On February 19 2011 13:38 MaRiNe23 wrote:
Alot of the famous foreigners you speak of also had tons of cash from playing poker. Rekrul goes without saying but elky espcially I rmemeber he won a ton of money from winning tournaments. Food and soju is cheap in korea too so they have extra money to spend going to bars and stuff. I'm not pretending I know rekrul or anything but this is the jist i got from reading his many threads.
I doubt Mizu who is only going there on a limited bugdet for a study abroad program will be able to experience korea as rekrul has and no matter how much he embrace the language, i think he has to acutally learn it if he wants to "become" a korean.

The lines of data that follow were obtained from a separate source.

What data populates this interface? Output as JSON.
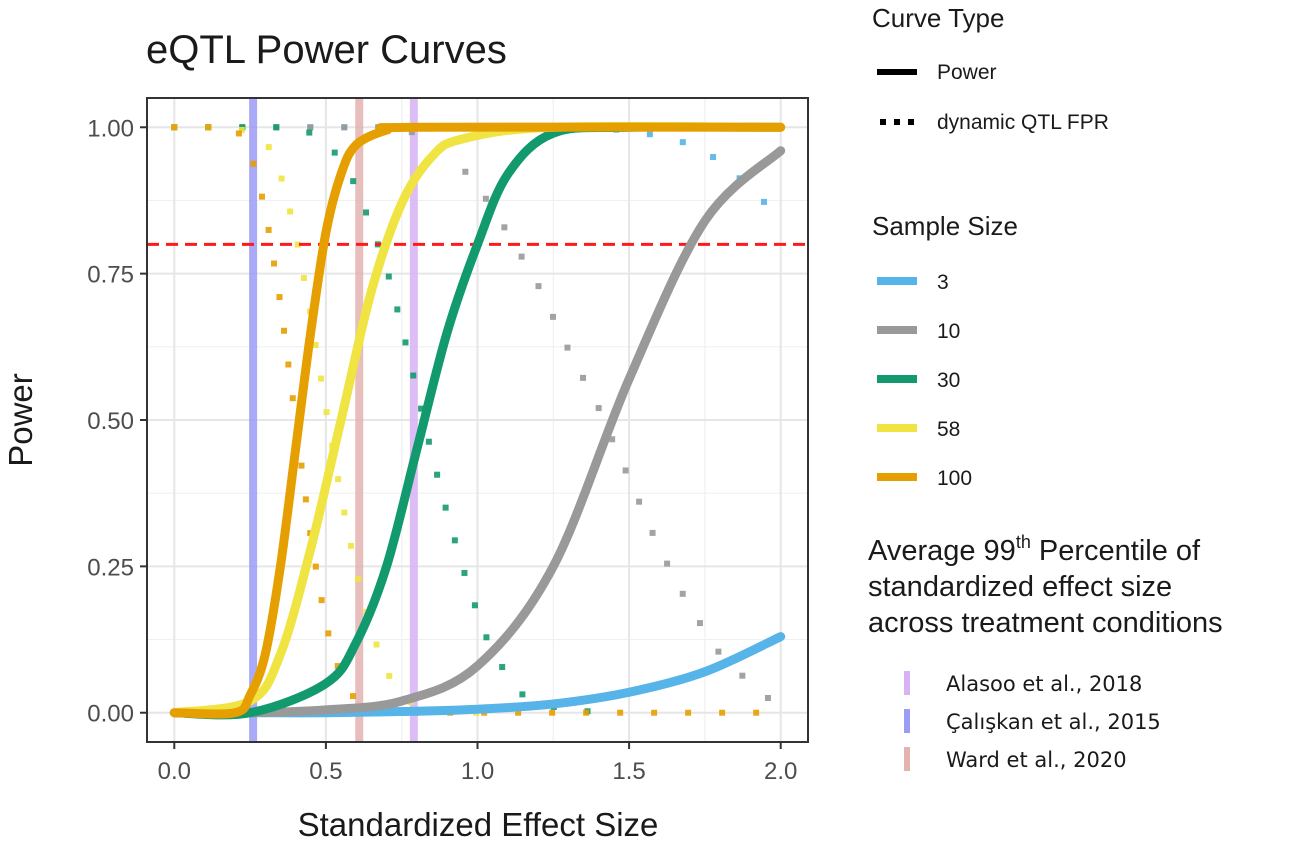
{
  "chart_data": {
    "type": "line",
    "title": "eQTL Power Curves",
    "xlabel": "Standardized Effect Size",
    "ylabel": "Power",
    "xlim": [
      -0.09,
      2.09
    ],
    "ylim": [
      -0.05,
      1.05
    ],
    "x_ticks": [
      "0.0",
      "0.5",
      "1.0",
      "1.5",
      "2.0"
    ],
    "x_tick_values": [
      0,
      0.5,
      1.0,
      1.5,
      2.0
    ],
    "y_ticks": [
      "0.00",
      "0.25",
      "0.50",
      "0.75",
      "1.00"
    ],
    "y_tick_values": [
      0,
      0.25,
      0.5,
      0.75,
      1.0
    ],
    "grid": true,
    "threshold_line": {
      "y": 0.8,
      "color": "#ff1a1a",
      "style": "dashed"
    },
    "legend_curve_type": {
      "title": "Curve Type",
      "items": [
        {
          "label": "Power",
          "style": "solid"
        },
        {
          "label": "dynamic QTL FPR",
          "style": "dotted"
        }
      ]
    },
    "legend_sample_size": {
      "title": "Sample Size",
      "items": [
        {
          "label": "3",
          "color": "#56B4E9"
        },
        {
          "label": "10",
          "color": "#999999"
        },
        {
          "label": "30",
          "color": "#129A6E"
        },
        {
          "label": "58",
          "color": "#F0E442"
        },
        {
          "label": "100",
          "color": "#E69F00"
        }
      ]
    },
    "series": [
      {
        "name": "3",
        "color": "#56B4E9",
        "type": "power",
        "x": [
          0,
          0.25,
          0.5,
          0.75,
          1.0,
          1.25,
          1.5,
          1.75,
          2.0
        ],
        "y": [
          0,
          0,
          0,
          0.002,
          0.006,
          0.015,
          0.035,
          0.07,
          0.13
        ]
      },
      {
        "name": "10",
        "color": "#999999",
        "type": "power",
        "x": [
          0,
          0.25,
          0.5,
          0.75,
          1.0,
          1.25,
          1.5,
          1.75,
          2.0
        ],
        "y": [
          0,
          0,
          0.005,
          0.02,
          0.08,
          0.25,
          0.57,
          0.84,
          0.96
        ]
      },
      {
        "name": "30",
        "color": "#129A6E",
        "type": "power",
        "x": [
          0,
          0.25,
          0.5,
          0.6,
          0.7,
          0.8,
          0.9,
          1.0,
          1.1,
          1.25,
          1.5,
          2.0
        ],
        "y": [
          0,
          0,
          0.05,
          0.12,
          0.25,
          0.45,
          0.65,
          0.8,
          0.92,
          0.99,
          1.0,
          1.0
        ]
      },
      {
        "name": "58",
        "color": "#F0E442",
        "type": "power",
        "x": [
          0,
          0.25,
          0.35,
          0.45,
          0.55,
          0.65,
          0.75,
          0.85,
          0.95,
          1.25,
          2.0
        ],
        "y": [
          0,
          0.02,
          0.1,
          0.28,
          0.5,
          0.72,
          0.87,
          0.95,
          0.98,
          1.0,
          1.0
        ]
      },
      {
        "name": "100",
        "color": "#E69F00",
        "type": "power",
        "x": [
          0,
          0.2,
          0.25,
          0.3,
          0.35,
          0.4,
          0.45,
          0.5,
          0.55,
          0.6,
          0.7,
          0.8,
          2.0
        ],
        "y": [
          0,
          0,
          0.03,
          0.1,
          0.25,
          0.45,
          0.65,
          0.82,
          0.92,
          0.97,
          0.995,
          1.0,
          1.0
        ]
      },
      {
        "name": "3",
        "color": "#56B4E9",
        "type": "dynamic QTL FPR",
        "x": [
          0,
          0.25,
          0.5,
          0.75,
          1.0,
          1.25,
          1.5,
          1.65,
          1.75,
          1.85,
          1.95
        ],
        "y": [
          1.0,
          1.0,
          1.0,
          1.0,
          1.0,
          1.0,
          0.995,
          0.98,
          0.96,
          0.92,
          0.87
        ]
      },
      {
        "name": "10",
        "color": "#999999",
        "type": "dynamic QTL FPR",
        "x": [
          0,
          0.25,
          0.5,
          0.7,
          0.8,
          0.9,
          1.0,
          1.1,
          1.2,
          1.3,
          1.4,
          1.5,
          1.6,
          1.7,
          1.8,
          1.9,
          1.97
        ],
        "y": [
          1.0,
          1.0,
          1.0,
          1.0,
          0.99,
          0.96,
          0.9,
          0.82,
          0.73,
          0.62,
          0.52,
          0.4,
          0.28,
          0.18,
          0.1,
          0.05,
          0.02
        ]
      },
      {
        "name": "30",
        "color": "#129A6E",
        "type": "dynamic QTL FPR",
        "x": [
          0,
          0.25,
          0.4,
          0.5,
          0.6,
          0.7,
          0.75,
          0.8,
          0.85,
          0.9,
          0.95,
          1.0,
          1.05,
          1.15,
          1.25,
          1.4
        ],
        "y": [
          1.0,
          1.0,
          1.0,
          0.98,
          0.9,
          0.76,
          0.66,
          0.55,
          0.44,
          0.34,
          0.25,
          0.17,
          0.1,
          0.03,
          0.01,
          0.0
        ]
      },
      {
        "name": "58",
        "color": "#F0E442",
        "type": "dynamic QTL FPR",
        "x": [
          0,
          0.2,
          0.3,
          0.35,
          0.4,
          0.45,
          0.5,
          0.55,
          0.6,
          0.65,
          0.7,
          0.75,
          0.8,
          0.9,
          1.0
        ],
        "y": [
          1.0,
          1.0,
          0.98,
          0.92,
          0.82,
          0.68,
          0.52,
          0.37,
          0.24,
          0.14,
          0.07,
          0.03,
          0.01,
          0.0,
          0.0
        ]
      },
      {
        "name": "100",
        "color": "#E69F00",
        "type": "dynamic QTL FPR",
        "x": [
          0,
          0.2,
          0.25,
          0.3,
          0.35,
          0.4,
          0.45,
          0.5,
          0.55,
          0.6,
          0.7,
          0.8,
          1.0,
          1.5,
          2.0
        ],
        "y": [
          1.0,
          1.0,
          0.96,
          0.86,
          0.7,
          0.5,
          0.3,
          0.15,
          0.06,
          0.02,
          0.0,
          0.0,
          0.0,
          0.0,
          0.0
        ]
      }
    ],
    "reference_lines": [
      {
        "label": "Alasoo et al., 2018",
        "x": 0.79,
        "color": "#D8B2F5"
      },
      {
        "label": "Çalışkan et al., 2015",
        "x": 0.26,
        "color": "#9C9CF7"
      },
      {
        "label": "Ward et al., 2020",
        "x": 0.61,
        "color": "#E3B3B0"
      }
    ],
    "reference_legend_title_parts": [
      "Average 99",
      "th",
      " Percentile of",
      "standardized effect size",
      "across treatment conditions"
    ]
  }
}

Alot of the famous foreigners you speak of also had tons of cash from playing poker. Rekrul goes without saying but elky espcially I rmemeber he won a ton of money from winning tournaments. Food and soju is cheap in korea too so they have extra money to spend going to bars and stuff. I'm not pretending I know rekrul or anything but this is the jist i got from reading his many threads.
I doubt Mizu who is only going there on a limited bugdet for a study abroad program will be able to experience korea as rekrul has and no matter how much he embrace the language, i think he has to acutally learn it if he wants to "become" a korean.
I was talking about TL people because that is probably ones the OP is the most familiar with. Don't get me wrong, you don't have to be rich to follow this path to ' korean-ness ' if you will. Progamers like Legionnaire weren't ' ballers 'and they got along just fine.
Honestly don't think you read too carefully. Money doesn't matter. How you present yourself and where you put your effort matters. I'm korean-american whose been to korea many times and I've seen soooo many people interested in korean and asian cultures. This is the same advice I give them and they end up just fine.